There are days when the loss seems fresh again and times when the memory of him is sharp and even painful in its suddenness. Sometimes, despite the passage of 15 years, it seems like he’s only been gone a short time.

There’s a constant tension between those two human perceptions of time. We experience the passage of decades one moment at a time, and only in retrospect do we realize just how much of that time has passed.

C.S. Lewis said something about this: “Humans are amphibians — half spirit and half animal. As spirits they belong to the eternal world, but as animals they inhabit time.”

That thought gets to the heart of the tension. We were created, as Solomon wrote in Ecclesiastes, “with eternity in our hearts.” Yet we live as temporal beings, and the various things we do as part of living — working, loving, eating, sleeping and so on — occupy the moments of our lives and help keep us from focusing on what we have lost.

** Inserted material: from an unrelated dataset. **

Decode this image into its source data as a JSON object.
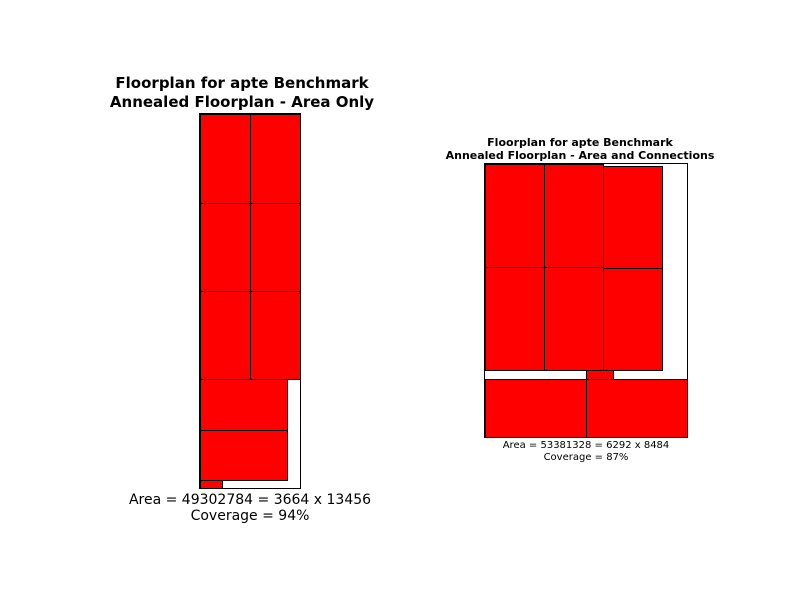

I miss my father, and there are days when I wish I could laugh as he cursed the day he picked up a golf club for the first time, days when I wish I could have seen him straddle the Harley-Davidson motorcycle he always threatened to buy when he retired, days when I wish I could see him with the kids that would now be his great-grandchildren.

And there are days like today, when I will go to the cemetery, spend a few minutes tidying up his grave and remembering how much he loved me and then leave in the secure knowledge that my Heavenly Father’s promise will one day be fulfilled, and I will be taken from this momentary life and brought into eternity with Him and with my dad.

But until then, my heart will go on singing. Until then, with joy I’ll carry on.